Some individuals may experience multisensory perception even just from “unimodal” (or single sense) events. Synesthesia is a condition in which a sensory stimulus presented in one area (often called the Inducer) evokes a sensation in a different area (called the Concurrent experience). For example, an individual may experience a specific color for every given note (“C sharp is red”) or printed number or letter- is tinged with a specific hue (e.g., 5 is indigo and 7 is green). The specificity of the colors remains stable over time within any given individual, but the same note or letter doesn’t necessarily evoke the same color in different people. These experiences can sometimes enhance abilities (e.g., pitch memory given the additional associations with color), or they can impair performance on tasks when there are additional sensory cues that conflict with the “concurrent” experience. For example, if someone has a number-color association (e.g. 6 is always green), if we gave them a memory or reaction time task in which the digit 6 was presented in red color, this could interfere with their ability to respond or remember this item (Barteletti et al., 2010) at a conscious level and require the use of more cognitive control to process the information.

The reasoning behind why synesthesia occurs is not well understood, but there are some prominent theories. One involves the idea that as we develop, after creating more neurons and connections between them than we need, our brain goes through regular periods of intentional “pruning” (apoptosis) where unused neurons and networks are destroyed. Then, the remaining networks are strengthened. This may be a process that allows our senses to become differentiated from each other. However, adult synesthesia may occur when the pruning process fails to run its course, and sensory connections initially intended to be temporary or transient become permanent.

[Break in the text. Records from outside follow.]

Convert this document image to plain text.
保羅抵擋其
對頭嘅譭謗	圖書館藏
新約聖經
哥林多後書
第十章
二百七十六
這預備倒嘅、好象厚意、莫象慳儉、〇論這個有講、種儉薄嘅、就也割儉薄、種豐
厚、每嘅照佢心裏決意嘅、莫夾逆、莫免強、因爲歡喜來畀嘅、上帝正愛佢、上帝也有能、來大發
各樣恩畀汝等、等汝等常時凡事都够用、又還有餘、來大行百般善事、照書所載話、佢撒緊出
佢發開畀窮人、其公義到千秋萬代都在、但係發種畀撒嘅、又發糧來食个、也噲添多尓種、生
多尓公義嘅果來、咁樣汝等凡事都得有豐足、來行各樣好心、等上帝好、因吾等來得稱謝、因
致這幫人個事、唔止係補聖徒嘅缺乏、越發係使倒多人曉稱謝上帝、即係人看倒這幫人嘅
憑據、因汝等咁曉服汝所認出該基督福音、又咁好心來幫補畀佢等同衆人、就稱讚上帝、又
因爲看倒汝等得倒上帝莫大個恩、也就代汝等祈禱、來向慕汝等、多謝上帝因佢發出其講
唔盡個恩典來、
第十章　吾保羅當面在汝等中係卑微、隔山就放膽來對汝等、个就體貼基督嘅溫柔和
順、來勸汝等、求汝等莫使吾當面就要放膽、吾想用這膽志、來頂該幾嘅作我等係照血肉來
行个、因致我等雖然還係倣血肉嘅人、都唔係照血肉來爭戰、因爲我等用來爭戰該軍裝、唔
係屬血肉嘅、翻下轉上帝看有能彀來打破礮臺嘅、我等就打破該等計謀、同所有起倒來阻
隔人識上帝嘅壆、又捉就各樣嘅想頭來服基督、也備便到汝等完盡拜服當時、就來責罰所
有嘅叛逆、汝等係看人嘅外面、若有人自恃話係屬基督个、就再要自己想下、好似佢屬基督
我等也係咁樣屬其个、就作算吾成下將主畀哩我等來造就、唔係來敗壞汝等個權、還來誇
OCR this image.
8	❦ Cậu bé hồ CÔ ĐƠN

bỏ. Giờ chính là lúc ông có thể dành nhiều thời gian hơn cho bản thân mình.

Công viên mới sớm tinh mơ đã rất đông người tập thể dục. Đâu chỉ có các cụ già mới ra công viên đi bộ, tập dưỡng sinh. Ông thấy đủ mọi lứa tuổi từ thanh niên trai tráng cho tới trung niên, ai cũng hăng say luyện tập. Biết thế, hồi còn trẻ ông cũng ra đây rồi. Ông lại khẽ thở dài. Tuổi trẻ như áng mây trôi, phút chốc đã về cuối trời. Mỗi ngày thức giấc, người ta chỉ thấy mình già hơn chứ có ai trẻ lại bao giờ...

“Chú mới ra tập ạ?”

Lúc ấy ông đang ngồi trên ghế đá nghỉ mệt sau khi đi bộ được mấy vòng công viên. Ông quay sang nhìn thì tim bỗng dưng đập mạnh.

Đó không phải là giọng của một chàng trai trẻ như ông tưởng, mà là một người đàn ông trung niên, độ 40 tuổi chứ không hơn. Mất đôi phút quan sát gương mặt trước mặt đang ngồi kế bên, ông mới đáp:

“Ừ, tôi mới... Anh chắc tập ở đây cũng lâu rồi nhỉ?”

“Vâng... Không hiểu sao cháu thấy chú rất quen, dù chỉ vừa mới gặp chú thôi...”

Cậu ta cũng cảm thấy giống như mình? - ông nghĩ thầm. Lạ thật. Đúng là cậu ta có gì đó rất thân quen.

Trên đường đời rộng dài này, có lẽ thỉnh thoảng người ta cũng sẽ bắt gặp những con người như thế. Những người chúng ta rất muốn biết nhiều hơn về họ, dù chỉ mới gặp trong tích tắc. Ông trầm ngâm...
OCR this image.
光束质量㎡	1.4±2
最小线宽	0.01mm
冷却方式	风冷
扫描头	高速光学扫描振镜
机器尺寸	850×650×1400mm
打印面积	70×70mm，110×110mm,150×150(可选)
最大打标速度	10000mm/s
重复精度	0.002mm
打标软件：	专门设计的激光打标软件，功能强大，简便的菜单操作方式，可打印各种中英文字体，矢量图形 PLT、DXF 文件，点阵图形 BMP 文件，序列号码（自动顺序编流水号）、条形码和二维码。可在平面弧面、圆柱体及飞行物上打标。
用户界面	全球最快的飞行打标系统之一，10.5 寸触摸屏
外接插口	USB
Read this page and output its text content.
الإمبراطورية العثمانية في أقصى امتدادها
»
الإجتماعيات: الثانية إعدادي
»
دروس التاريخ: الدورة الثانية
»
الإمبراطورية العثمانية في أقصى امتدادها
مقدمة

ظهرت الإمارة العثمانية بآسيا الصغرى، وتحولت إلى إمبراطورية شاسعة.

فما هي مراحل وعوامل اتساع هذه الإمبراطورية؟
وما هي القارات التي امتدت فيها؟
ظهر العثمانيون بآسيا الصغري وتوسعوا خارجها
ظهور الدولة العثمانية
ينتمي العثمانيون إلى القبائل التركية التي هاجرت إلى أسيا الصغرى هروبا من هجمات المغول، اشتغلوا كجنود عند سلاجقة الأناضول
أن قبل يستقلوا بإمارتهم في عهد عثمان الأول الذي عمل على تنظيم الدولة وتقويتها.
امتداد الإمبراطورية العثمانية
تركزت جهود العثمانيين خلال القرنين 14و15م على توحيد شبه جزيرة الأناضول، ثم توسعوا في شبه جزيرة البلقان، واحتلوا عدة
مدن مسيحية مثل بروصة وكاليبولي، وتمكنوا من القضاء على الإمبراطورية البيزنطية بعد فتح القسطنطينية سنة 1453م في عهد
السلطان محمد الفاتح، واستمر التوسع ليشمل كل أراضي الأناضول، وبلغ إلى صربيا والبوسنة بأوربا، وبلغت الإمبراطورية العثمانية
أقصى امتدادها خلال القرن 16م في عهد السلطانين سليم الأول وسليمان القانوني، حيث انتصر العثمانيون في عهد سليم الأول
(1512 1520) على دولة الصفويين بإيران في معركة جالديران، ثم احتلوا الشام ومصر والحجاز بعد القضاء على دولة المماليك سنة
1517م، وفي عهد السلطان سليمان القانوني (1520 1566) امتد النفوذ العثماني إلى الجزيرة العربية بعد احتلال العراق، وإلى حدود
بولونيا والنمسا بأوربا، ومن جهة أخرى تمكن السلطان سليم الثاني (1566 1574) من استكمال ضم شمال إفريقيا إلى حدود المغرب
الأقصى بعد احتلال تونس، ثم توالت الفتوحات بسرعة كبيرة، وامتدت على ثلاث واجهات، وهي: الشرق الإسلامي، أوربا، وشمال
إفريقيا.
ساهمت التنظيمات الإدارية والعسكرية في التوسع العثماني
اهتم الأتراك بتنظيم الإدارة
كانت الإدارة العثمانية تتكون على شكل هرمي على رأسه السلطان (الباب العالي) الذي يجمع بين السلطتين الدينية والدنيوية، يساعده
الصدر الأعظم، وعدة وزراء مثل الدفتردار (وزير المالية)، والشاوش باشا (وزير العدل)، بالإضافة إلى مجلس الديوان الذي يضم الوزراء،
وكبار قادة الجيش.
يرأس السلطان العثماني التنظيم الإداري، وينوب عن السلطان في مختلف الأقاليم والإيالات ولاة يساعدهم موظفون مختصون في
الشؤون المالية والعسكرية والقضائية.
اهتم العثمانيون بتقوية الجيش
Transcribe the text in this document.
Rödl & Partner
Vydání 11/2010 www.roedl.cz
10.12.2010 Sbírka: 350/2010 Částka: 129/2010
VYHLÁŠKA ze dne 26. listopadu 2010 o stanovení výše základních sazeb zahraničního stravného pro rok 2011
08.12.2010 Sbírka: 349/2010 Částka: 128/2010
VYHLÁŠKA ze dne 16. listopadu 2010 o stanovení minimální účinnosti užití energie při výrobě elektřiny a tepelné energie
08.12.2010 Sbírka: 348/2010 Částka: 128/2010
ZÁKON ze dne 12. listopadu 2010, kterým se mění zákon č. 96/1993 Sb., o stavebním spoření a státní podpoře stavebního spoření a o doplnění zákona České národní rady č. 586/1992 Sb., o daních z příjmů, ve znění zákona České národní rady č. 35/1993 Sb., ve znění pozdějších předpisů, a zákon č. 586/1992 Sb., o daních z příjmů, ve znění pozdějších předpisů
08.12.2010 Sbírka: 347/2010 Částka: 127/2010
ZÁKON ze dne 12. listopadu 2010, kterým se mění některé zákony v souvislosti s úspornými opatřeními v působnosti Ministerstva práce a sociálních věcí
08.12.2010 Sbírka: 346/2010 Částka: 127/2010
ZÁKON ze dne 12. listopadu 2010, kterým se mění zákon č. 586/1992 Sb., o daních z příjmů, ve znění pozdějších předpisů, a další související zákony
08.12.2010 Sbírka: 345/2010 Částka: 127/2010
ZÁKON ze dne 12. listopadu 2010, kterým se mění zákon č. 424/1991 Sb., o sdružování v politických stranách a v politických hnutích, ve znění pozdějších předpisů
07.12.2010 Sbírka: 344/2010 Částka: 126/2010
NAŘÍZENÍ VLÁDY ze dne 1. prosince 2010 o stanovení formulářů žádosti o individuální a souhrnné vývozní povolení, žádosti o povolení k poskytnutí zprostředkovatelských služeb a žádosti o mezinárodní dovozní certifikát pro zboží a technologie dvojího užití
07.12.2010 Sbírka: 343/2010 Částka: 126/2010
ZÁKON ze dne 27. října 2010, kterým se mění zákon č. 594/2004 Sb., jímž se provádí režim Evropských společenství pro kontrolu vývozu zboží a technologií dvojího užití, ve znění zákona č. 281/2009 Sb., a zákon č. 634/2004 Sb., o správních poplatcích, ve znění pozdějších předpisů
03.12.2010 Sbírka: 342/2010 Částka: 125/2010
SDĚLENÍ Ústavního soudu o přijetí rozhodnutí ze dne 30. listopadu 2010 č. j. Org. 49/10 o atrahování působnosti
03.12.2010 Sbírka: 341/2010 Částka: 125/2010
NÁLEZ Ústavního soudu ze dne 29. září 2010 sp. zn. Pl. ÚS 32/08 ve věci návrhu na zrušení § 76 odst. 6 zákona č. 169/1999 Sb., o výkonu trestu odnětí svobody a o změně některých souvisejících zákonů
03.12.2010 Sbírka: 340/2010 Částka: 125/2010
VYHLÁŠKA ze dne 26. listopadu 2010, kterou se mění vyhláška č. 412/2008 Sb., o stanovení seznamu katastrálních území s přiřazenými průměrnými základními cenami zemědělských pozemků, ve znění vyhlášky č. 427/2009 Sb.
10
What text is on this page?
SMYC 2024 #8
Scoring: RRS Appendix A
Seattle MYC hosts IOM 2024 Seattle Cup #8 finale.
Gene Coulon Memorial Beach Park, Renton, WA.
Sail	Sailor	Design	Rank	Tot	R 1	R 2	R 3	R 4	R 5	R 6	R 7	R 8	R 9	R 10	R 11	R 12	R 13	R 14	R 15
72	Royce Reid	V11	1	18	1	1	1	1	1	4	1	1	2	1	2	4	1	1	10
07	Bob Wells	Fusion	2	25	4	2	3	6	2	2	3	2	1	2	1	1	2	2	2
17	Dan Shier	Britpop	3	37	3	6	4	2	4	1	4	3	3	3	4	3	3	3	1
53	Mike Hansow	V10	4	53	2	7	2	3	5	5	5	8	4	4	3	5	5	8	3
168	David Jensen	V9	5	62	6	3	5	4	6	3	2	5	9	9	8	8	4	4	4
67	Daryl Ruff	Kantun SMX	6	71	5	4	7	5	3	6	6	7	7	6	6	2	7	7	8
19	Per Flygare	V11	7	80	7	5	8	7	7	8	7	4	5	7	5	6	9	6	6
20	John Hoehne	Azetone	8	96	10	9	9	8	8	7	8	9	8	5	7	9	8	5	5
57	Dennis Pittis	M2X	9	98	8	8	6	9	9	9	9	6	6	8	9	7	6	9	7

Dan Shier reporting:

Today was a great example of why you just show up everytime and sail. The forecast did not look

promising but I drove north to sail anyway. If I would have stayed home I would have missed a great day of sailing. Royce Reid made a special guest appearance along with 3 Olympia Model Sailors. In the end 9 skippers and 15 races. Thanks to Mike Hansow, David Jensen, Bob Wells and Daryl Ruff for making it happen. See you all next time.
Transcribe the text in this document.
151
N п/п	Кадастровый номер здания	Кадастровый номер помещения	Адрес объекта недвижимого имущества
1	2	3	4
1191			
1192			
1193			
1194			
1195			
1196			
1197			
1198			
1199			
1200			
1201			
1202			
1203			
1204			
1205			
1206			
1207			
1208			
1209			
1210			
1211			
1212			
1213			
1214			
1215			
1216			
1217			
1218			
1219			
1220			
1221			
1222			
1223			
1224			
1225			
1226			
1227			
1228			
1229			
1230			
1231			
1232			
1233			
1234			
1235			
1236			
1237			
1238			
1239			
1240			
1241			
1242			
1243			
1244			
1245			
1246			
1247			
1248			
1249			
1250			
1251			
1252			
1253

Usually, we discuss diagnosable Synesthesia in terms of strong inducer-concurrent experience connections (these individuals are often referred to as “strong synesthetes”) but many people appreciate cross-modal associations without a strong synesthetic experience. For example, one study found that many synesthetes and non-synesthetes alike associate low pitch tones with darker colors and high pitch tones with lighter colors (Ward et al., 2006). Many people are also found to have associations of numbers, time, or musical notes with direction – left to right, or low to high in space (e.g., the perceived movement of time in many cultures correlates to writing direction). As such, it is possible that synesthesia exists on more of a “spectrum” and can be tied to our experiences with things like visual perception and language (e.g., writing direction) such that “strong synesthesia” is a somewhat natural extension of normal developmental processes.